115 theos twa ha mot tholien, she must suffer these two things.

116-19 Scheome ich cleopie eaver her . . . ower threal, I always call shame here (i.e., in this section) to be counted worthless, and to beg like a vagabond, if there is need, for her food, and to be given charity to pray for others (lit., to be others' beadsman - see beodes-mon in glossary) - as you are, dear sisters - and to endure often the dominion (or, arrogance) of such [a person] sometimes who might be your thrall.

119-20 thet eadi scheome . . . ow nawt, that blessed (or, fortunate) shame which I tell of. Pain [will] not deceive you.
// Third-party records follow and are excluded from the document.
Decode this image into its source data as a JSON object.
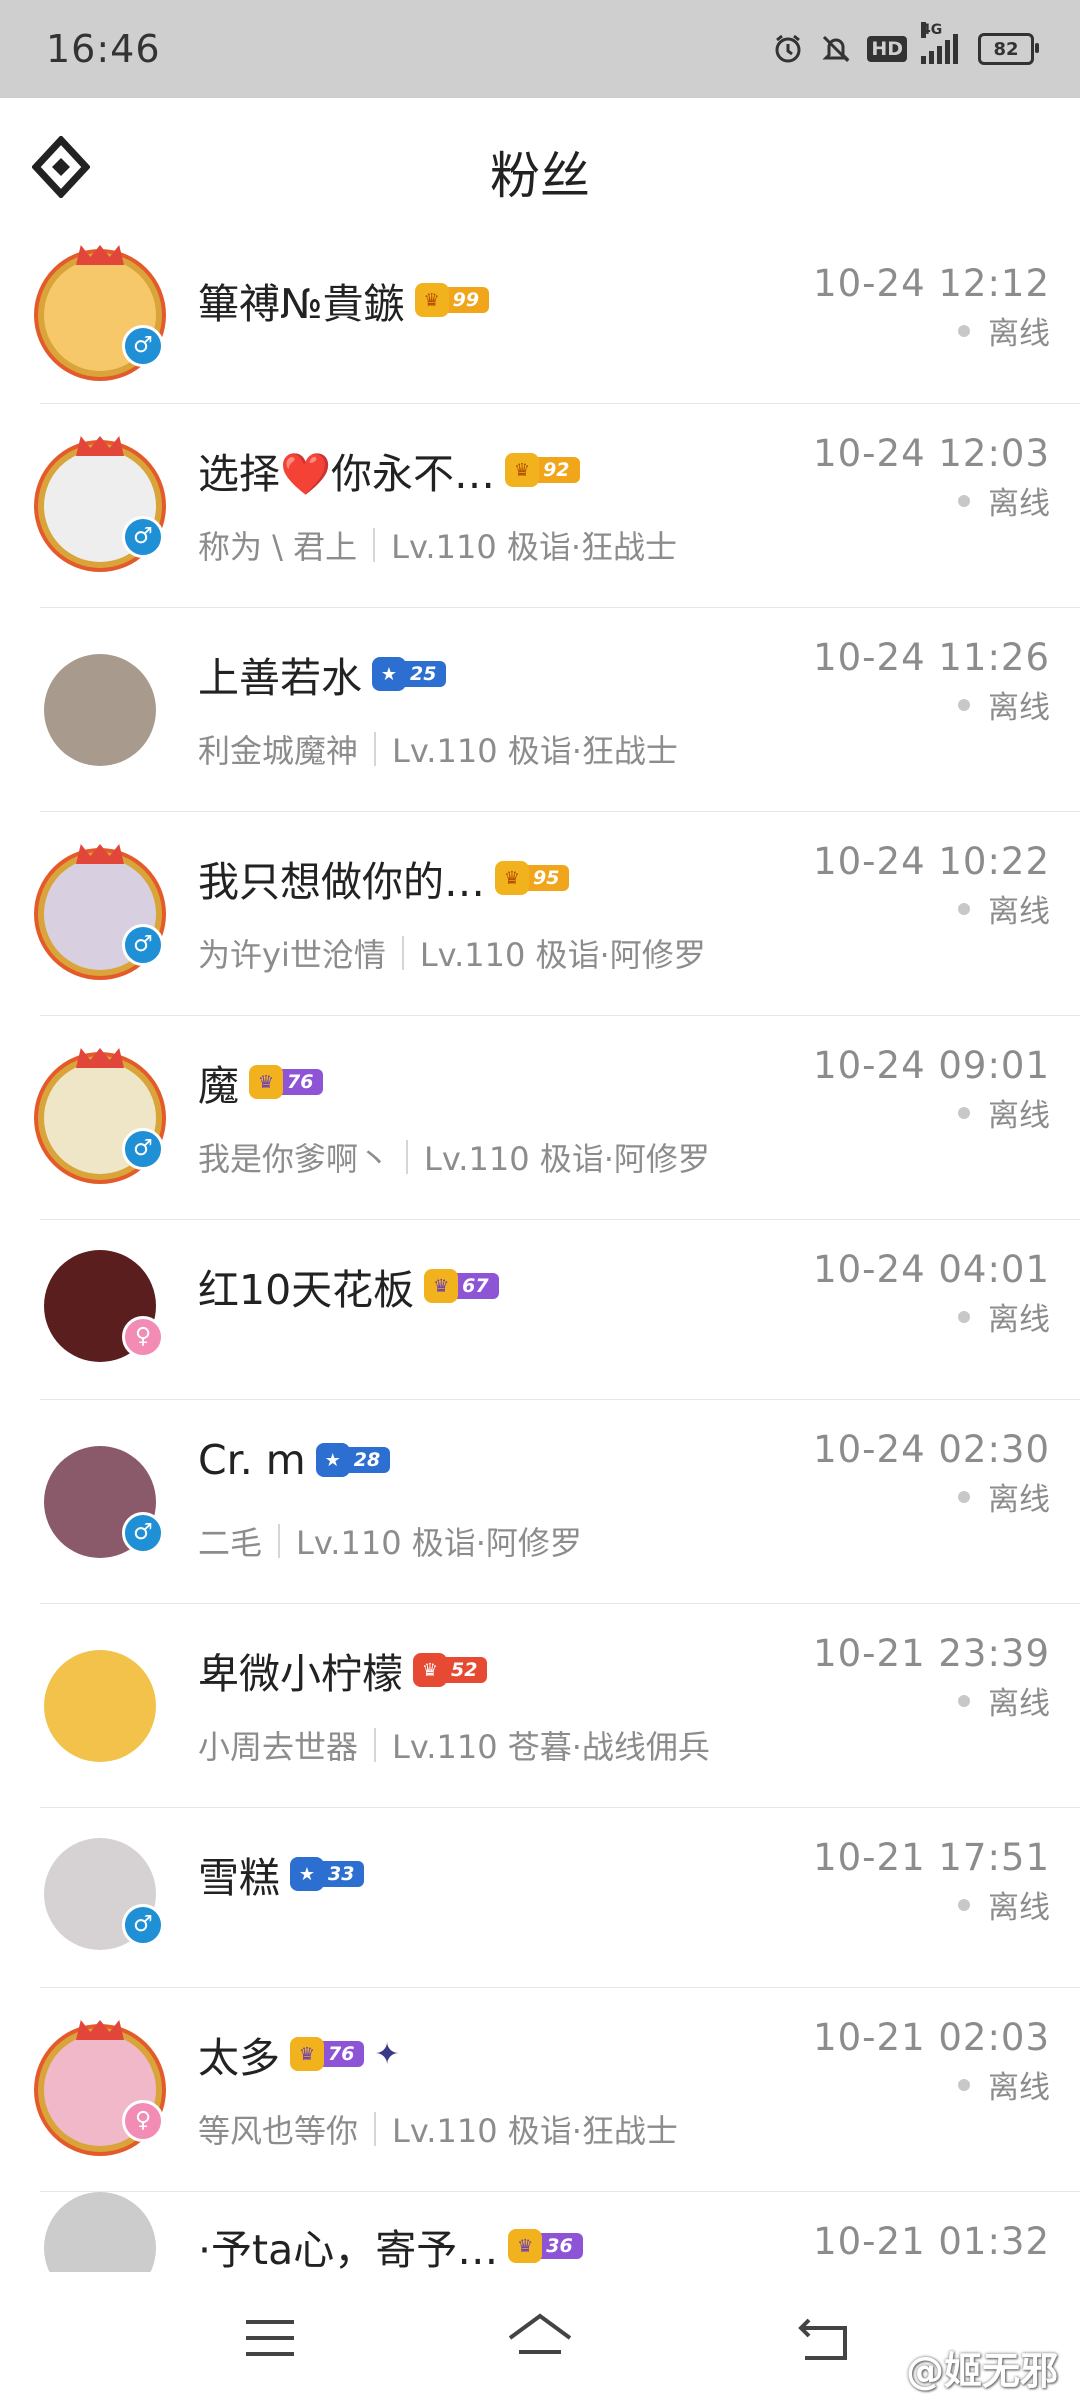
{
  "status_bar": {
    "time": "16:46",
    "network": "4G",
    "hd": "HD",
    "battery": "82"
  },
  "header": {
    "title": "粉丝"
  },
  "fans": [
    {
      "name": "篳禣№貴鏃",
      "level": "99",
      "badge_style": "gold",
      "sub_name": "",
      "game_info": "",
      "time": "10-24 12:12",
      "status": "离线",
      "gender": "♂",
      "gender_type": "male",
      "avatar_color": "#f6c86a",
      "frame": true
    },
    {
      "name": "选择❤️你永不…",
      "level": "92",
      "badge_style": "gold",
      "sub_name": "称为 \\ 君上",
      "game_info": "Lv.110 极诣·狂战士",
      "time": "10-24 12:03",
      "status": "离线",
      "gender": "♂",
      "gender_type": "male",
      "avatar_color": "#eeeeee",
      "frame": true
    },
    {
      "name": "上善若水",
      "level": "25",
      "badge_style": "blue",
      "sub_name": "利金城魔神",
      "game_info": "Lv.110 极诣·狂战士",
      "time": "10-24 11:26",
      "status": "离线",
      "gender": "",
      "gender_type": "",
      "avatar_color": "#a89a8c",
      "frame": false
    },
    {
      "name": "我只想做你的…",
      "level": "95",
      "badge_style": "gold",
      "sub_name": "为许yi世沧情",
      "game_info": "Lv.110 极诣·阿修罗",
      "time": "10-24 10:22",
      "status": "离线",
      "gender": "♂",
      "gender_type": "male",
      "avatar_color": "#d8d0e0",
      "frame": true
    },
    {
      "name": "魔",
      "level": "76",
      "badge_style": "purple",
      "sub_name": "我是你爹啊丶",
      "game_info": "Lv.110 极诣·阿修罗",
      "time": "10-24 09:01",
      "status": "离线",
      "gender": "♂",
      "gender_type": "male",
      "avatar_color": "#efe6c8",
      "frame": true
    },
    {
      "name": "红10天花板",
      "level": "67",
      "badge_style": "purple",
      "sub_name": "",
      "game_info": "",
      "time": "10-24 04:01",
      "status": "离线",
      "gender": "♀",
      "gender_type": "female",
      "avatar_color": "#5a1e1e",
      "frame": false
    },
    {
      "name": "Cr.  m",
      "level": "28",
      "badge_style": "blue",
      "sub_name": "二毛",
      "game_info": "Lv.110 极诣·阿修罗",
      "time": "10-24 02:30",
      "status": "离线",
      "gender": "♂",
      "gender_type": "male",
      "avatar_color": "#8a5a6a",
      "frame": false
    },
    {
      "name": "卑微小柠檬",
      "level": "52",
      "badge_style": "red",
      "sub_name": "小周去世器",
      "game_info": "Lv.110 苍暮·战线佣兵",
      "time": "10-21 23:39",
      "status": "离线",
      "gender": "",
      "gender_type": "",
      "avatar_color": "#f3c24a",
      "frame": false
    },
    {
      "name": "雪糕",
      "level": "33",
      "badge_style": "blue",
      "sub_name": "",
      "game_info": "",
      "time": "10-21 17:51",
      "status": "离线",
      "gender": "♂",
      "gender_type": "male",
      "avatar_color": "#d6d2d4",
      "frame": false
    },
    {
      "name": "太多",
      "level": "76",
      "badge_style": "purple",
      "sub_name": "等风也等你",
      "game_info": "Lv.110 极诣·狂战士",
      "time": "10-21 02:03",
      "status": "离线",
      "gender": "♀",
      "gender_type": "female",
      "avatar_color": "#f0b8c8",
      "frame": true,
      "extra_icon": "rank-emblem-icon"
    },
    {
      "name": "·予ta心，寄予…",
      "level": "36",
      "badge_style": "purple",
      "sub_name": "",
      "game_info": "",
      "time": "10-21 01:32",
      "status": "",
      "gender": "",
      "gender_type": "",
      "avatar_color": "#cccccc",
      "frame": false
    }
  ],
  "watermark": "@姬无邪",
  "colors": {
    "statusbar_bg": "#cfcfcf",
    "text_primary": "#222222",
    "text_secondary": "#8c8c8c",
    "divider": "#e6e6e6"
  }
}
120-22 I theos ilke twa thing . . . buten ende, In these same two things, in which all penitence is (or, consists), rejoice and be glad (reflex.), for in compensation for these, two-fold (i.e., double) blessings are prepared for you: in compensation for shame, there is honor; in compensation for pain, delight and rest without end.

122-23 Ysa[ias]: In terra . . . possidebunt, Isaiah: "'In their land,' he says, 'they will possess double'" (Isaiah 61:7).

123-24 hare ahne lond . . . her dreheth, their own land possess a two-fold (or, double) joy, in compensation for the double woe which they suffer here.

125-26 for alswa as the uvele . . . eorthe, for just as the evil have no part in heaven, neither do the good have any part in earth.